Milwaukee Cops Let A Reporter In; Here’s What They Say

By Carla Murphy Feb 16, 2015

Have you ever called 911 on the cops? That’s what African-American mom Lisa Mahone did after Hammond, Ind., police officers pulled her and her family over last year for a seatbelt violation. Cell-phone video of the incident went viral. But WBEZ’s "This American Life" expands the story by following up with Mahone and getting audio from her conversation with an incredulous 911 dispatcher, too, all in an effort to highlight something larger: the Grand Canyon-sized gulf between how police officers (and, perhaps, TAL’s mainstream audience) and many African-Americans view the same incident. Mahone’s exchange with the dispatcher opens Part One of TAL’s insider’s look at how "Cops See It Differently", set in Milwaukee.

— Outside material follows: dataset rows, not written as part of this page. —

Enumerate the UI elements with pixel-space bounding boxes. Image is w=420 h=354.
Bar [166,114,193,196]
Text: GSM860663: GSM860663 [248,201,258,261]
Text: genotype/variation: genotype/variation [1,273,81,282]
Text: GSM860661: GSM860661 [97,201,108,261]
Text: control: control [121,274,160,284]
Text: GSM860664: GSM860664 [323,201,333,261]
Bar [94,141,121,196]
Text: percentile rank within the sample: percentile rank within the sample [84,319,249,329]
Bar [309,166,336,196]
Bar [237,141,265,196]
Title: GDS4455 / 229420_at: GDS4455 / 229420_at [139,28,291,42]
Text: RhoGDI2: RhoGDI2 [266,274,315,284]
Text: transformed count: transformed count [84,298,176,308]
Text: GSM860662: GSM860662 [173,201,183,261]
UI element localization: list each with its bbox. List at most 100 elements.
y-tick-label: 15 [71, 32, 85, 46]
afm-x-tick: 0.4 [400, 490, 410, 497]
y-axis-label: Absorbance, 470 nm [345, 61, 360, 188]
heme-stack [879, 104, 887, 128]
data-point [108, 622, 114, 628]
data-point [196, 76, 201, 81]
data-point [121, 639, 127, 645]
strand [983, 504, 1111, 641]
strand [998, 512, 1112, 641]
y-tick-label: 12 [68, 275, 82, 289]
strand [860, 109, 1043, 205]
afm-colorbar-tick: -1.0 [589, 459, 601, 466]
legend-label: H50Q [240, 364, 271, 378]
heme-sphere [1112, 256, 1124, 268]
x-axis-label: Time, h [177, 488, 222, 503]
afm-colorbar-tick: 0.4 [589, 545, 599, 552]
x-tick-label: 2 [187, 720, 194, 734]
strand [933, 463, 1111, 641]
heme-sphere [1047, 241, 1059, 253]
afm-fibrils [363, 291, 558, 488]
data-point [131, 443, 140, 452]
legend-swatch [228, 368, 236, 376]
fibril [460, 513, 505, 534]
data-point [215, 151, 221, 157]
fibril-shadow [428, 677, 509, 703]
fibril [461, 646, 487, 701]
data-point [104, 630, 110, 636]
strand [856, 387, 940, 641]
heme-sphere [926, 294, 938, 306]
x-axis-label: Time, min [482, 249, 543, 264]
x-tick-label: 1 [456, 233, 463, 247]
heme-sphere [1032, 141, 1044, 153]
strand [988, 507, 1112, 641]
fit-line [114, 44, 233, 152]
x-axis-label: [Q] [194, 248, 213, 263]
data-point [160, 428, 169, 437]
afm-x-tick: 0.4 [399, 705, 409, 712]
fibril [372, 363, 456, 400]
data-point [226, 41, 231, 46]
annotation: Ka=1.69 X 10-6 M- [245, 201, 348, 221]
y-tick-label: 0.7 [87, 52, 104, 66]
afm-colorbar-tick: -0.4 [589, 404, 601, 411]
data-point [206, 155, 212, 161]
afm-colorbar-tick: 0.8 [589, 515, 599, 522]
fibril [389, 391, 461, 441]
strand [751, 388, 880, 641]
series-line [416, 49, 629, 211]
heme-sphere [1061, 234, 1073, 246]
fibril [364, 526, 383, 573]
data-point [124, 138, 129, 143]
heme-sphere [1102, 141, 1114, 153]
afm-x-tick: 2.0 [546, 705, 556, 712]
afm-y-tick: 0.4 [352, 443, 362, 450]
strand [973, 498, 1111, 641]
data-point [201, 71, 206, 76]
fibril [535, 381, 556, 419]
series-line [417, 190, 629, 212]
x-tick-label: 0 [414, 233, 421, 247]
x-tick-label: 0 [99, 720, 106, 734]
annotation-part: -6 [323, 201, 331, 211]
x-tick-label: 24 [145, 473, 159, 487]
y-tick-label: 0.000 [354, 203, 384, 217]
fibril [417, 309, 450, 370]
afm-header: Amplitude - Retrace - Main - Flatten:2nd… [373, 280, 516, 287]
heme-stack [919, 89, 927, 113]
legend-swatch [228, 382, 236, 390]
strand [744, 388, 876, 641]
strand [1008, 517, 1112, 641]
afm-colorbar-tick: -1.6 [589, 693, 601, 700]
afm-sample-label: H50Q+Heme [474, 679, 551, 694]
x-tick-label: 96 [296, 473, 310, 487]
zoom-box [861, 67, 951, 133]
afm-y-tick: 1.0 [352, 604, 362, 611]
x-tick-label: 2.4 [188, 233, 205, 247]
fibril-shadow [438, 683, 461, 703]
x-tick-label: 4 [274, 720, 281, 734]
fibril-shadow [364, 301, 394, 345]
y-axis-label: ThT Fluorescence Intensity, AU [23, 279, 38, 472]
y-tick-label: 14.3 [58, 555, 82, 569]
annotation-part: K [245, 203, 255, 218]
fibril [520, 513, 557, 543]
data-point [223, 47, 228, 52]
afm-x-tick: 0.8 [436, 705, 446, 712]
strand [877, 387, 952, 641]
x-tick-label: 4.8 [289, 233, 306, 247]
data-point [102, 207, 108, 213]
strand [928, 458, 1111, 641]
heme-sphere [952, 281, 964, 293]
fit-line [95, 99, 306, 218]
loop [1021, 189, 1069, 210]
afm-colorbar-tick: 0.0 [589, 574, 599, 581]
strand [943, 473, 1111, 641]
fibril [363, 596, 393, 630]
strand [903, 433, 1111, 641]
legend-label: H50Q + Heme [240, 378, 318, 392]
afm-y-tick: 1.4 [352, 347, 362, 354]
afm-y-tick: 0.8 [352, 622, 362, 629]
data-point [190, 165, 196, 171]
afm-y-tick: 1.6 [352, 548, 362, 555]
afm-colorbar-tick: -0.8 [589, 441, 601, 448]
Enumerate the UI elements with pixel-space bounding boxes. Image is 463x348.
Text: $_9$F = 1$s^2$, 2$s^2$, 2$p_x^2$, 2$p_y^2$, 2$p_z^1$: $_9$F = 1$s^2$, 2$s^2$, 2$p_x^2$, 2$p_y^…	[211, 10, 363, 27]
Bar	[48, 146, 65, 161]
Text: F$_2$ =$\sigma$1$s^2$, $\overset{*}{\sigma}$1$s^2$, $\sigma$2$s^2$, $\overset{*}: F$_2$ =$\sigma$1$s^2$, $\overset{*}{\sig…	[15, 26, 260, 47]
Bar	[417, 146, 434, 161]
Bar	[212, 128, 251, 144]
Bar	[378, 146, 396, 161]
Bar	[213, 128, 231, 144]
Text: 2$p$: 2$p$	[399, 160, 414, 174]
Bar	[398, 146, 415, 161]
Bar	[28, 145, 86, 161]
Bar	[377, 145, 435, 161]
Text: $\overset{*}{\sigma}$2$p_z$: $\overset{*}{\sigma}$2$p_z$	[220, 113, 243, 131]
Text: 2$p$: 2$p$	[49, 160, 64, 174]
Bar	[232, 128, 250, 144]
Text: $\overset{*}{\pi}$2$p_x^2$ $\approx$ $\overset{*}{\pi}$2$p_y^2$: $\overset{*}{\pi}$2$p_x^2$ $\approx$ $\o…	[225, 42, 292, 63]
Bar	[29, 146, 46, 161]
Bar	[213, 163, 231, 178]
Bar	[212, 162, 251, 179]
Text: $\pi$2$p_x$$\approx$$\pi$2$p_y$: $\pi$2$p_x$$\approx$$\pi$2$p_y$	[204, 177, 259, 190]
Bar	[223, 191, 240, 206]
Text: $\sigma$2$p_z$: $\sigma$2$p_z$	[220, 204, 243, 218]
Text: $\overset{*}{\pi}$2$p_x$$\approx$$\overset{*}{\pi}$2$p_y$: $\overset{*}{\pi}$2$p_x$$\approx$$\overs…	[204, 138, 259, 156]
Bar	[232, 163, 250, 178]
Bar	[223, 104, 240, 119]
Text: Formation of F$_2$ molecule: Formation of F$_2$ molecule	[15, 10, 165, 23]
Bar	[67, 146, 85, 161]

Unsurprisingly in Milwaukee as in elsewhere, past and current police abuses or incompetence as well as arrest disparities cast a heavy shadow on all interactions between police and African-Americans. Trust is built in inches and lost in miles, it seems. But by the end of the episode I wondered, too: Do black and brown communities need police officers to be friendlier, or do they need officers, when wrong, to be held accountable by their city? And if improving police accountability is a measure of political power, can highly policed, low-income black and brown communities achieve that goal, locally, on their own?

The episode is worth the listen, as is last Friday’s Part Two, which covers last week’s unprecedented race speech from FBI director James Comey. The episode revisits the Eric Garner video and moves from Staten Island, N.Y. to Miami Gardens, Fla. and Las Vegas for a look at police-community relations there.

How easy or difficult is it for police to be held accountable in your own community?